SC: I liked Mark Russell when I was a kid, 'cause so much of it seemed very easy to me—Ted Kennedy jokes, Ted Kennedy drinking jokes, Ted Kennedy fat jokes, or Ted Kennedy womanizing jokes. Most of them seemed flippant, you know, like somebody saying, "Ted Kennedy—enough said." That's not really a joke there, that's just the attitude of a joke. A lot of that passed for political humor, I felt. The Smothers Brothers kind of did it, but that was before my time. People like Mort Sahl…
AVC: George Carlin?
SC: I would say Carlin's not really a political guy. He's very interested in language and is very interested in the way people behave, and social satire, but I wouldn't call him political.
AVC: It kind of depends on your definition of "politics" and "political."
SC: Dealing with what politicians do and specifically dealing with what's happening currently in government is how I would [define] it. And that's about human behavior and the way we deal with each other in political ways. But I mean specifically things about what's happening in government, and what's happening in our name. There isn't a lot of that. Saturday Night Live is very influential, clearly. Weekend Update.
AVC: The Daily Show is a lot more hard-hitting in its satire than Weekend Update ever was.
SC: It's stylistically very different.
AVC: Of all the pieces you've done for The Daily Show, what were your most and least favorite?
SC: Remind me what The Daily Show is again?
AVC: It was a show you were very funny on for about eight years.
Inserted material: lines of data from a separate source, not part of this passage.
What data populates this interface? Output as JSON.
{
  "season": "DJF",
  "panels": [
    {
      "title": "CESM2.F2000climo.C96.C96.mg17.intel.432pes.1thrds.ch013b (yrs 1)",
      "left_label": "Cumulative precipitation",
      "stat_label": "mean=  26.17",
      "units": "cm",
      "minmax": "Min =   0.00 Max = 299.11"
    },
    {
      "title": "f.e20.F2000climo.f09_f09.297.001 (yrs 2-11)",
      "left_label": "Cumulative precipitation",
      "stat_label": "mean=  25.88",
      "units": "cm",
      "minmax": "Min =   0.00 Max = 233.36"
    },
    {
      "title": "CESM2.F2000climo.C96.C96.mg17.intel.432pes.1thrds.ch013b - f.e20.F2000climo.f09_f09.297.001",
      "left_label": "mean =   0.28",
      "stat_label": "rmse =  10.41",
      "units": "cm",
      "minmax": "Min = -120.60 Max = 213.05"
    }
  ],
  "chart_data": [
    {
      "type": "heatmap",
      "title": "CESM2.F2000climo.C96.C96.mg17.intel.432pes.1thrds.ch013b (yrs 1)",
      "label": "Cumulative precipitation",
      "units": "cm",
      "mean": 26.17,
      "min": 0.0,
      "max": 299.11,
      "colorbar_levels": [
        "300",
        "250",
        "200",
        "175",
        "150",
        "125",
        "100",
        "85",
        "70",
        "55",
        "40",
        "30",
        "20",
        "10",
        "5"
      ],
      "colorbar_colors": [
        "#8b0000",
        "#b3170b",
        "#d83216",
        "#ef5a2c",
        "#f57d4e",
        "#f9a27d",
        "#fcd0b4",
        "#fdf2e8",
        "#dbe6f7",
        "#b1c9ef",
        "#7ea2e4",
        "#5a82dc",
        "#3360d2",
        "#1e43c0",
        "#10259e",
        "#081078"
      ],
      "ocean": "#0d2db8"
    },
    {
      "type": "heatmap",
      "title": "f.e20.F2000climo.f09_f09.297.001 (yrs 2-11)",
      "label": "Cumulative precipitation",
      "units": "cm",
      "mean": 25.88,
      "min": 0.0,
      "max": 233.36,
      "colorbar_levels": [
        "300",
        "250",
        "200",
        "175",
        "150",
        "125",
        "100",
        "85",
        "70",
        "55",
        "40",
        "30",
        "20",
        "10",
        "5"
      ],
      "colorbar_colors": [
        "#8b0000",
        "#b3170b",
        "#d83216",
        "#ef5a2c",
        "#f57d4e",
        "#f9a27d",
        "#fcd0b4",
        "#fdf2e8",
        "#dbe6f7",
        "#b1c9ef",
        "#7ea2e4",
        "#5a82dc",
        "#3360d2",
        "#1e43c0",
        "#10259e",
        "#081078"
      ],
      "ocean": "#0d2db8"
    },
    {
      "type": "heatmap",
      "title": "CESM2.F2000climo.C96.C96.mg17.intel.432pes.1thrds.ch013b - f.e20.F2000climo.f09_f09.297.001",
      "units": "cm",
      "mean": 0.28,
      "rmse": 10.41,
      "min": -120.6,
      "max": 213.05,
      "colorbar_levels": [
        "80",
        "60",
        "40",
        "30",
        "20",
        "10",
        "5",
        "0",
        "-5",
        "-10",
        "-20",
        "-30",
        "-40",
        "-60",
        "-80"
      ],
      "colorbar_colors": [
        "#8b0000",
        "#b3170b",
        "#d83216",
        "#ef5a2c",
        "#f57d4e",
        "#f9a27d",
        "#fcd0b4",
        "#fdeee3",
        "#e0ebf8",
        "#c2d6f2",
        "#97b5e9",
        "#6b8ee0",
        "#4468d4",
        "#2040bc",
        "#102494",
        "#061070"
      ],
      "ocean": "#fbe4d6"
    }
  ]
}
SC: The stuff we did in Boston for the 2004 [Democratic] convention was my favorite stuff we've done. The last night of the convention, I had come back from shooting all day, with one of the producers, who's a great guy and used to work at 60 Minutes, and we were kind of beat. We flopped down in our offices at Boston University where we were working. And we had four passes for Kerry's acceptance speech that night, and Jim and I just said, "Well, give 'em to us, we'll do something." And we got a camera crew. At first, they wouldn't let us in because there were too many people in the hall. There were 20,000 seats, and I think they gave out 40,000 tickets, and everyone came. We couldn't stand still at any point inside, or the fire marshals would kick you out. You literally had to keep moving at all times if you weren't sitting. So we shot for the next five hours, and we didn't stand still for five hours. So I had to do everything moving at all times, and it was the worst night of shooting we've ever done, and yet something came out of it. And we turned it around in 24 hours, and it probably was the thing I was most proud of at the show. That was both the worst and the best right there.
AVC: Jon Stewart recently said he sees The Colbert Report as sort of a 30-minute Daily Show segment. Do you see it as an extension of The Daily Show?
SC: I sort of see The Daily Show as a 30-minute preamble. It's like an appetizer before you get to the main course.
AVC: Do you think the sensibility is pretty much the same?
SC: Absolutely. This is a direct extension of the work they did on The Daily Show, and it plays very much the same game as my character, who is a well-intentioned, poorly informed, high-status idiot.
AVC: It seems like it's much more an overt parody of O'Reilly.
SC: Right, sure, O'Reilly, Hannity, there's a little bit of Lou Dobbs, where he rides the same story over and over again, the attention to sartorial detail like Anderson Cooper, absolutely bullheaded holding onto an idea, no matter how shallowly considered, like Hannity, and almost a physical aggressiveness that O'Reilly has. O'Reilly's the easiest one to reference, because he's the most popular. He's the one everyone's gonna understand. And he also does it best. He's an incredibly aggressive performer. We try to include a little bit of all of them.
AVC: On The Daily Show, you're part of an ensemble, and here, you're the whole show. Is that exhausting?
SC: No, it's not like waiting in a diner. It would be more sustainable. I just don't know if I can do 165 more shows this year that way.
AVC: You voice a lot of animated characters. Which one do you identify with the most?
SC: Probably Phil Ken Sebben [of Harvey Birdman, Attorney At Law]. He's a high-status person who's actually kind of a fraud. Very fearful and insecure and vengeful to anyone who will question his authority. It's much like working for me.